Ball Aerospace & Technologies has completed the precision coating process of the primary mirror for NASA’s Kepler Mission, a mission that is specifically designed to detect Earth-size and smaller planets near stars within our region of the Milky Way galaxy. The mission will search for planets in or near the habitable zone (HZ) of stars in our galaxy, where HZ is defined as the distance from a star where liquid water can exist on a planet’s surface.
Completion of the primary mirror’s coating culminates a four-year development program to design and build a large, lightweight mirror for use in space.

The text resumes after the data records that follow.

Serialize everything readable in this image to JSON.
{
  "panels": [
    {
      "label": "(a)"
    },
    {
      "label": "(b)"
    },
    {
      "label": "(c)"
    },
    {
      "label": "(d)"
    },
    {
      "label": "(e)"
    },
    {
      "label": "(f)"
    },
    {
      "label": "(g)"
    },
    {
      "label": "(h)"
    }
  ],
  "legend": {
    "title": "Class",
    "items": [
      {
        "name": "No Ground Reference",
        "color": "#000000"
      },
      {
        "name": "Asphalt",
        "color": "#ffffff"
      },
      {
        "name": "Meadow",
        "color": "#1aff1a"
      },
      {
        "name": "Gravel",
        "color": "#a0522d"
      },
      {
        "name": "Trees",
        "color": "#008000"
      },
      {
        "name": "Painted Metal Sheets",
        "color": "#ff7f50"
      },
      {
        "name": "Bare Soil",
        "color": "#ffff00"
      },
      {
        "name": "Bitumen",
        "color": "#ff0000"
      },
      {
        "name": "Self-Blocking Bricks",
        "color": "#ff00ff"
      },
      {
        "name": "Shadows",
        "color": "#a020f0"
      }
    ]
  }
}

The mirror was coated using an enhanced, silver coating technology provided by Surface Optics that is designed to provide the NASA mission with the sensitivity needed to detect planets as they pass in front of stars.
In addition to completing the primary mirror’s coating, Ball Aerospace has also completed integration of the detector array assembly. These milestones meet a critical path requirement and allow the program to begin integration and test on the photometer telescope and focal plane array assembly.
The Kepler instrument, a custom-built, 0.95-m aperture Schmidt telescope, operates with a 1.4-m primary mirror and an array of 46 charge-coupled devices at the focus. It features a focal plane array of 95 megapixels that will measure the brightness of 100,000 stars every 30 min.
Ball Aerospace is also building the spacecraft for the Kepler Mission, which is scheduled to launch in February 2009.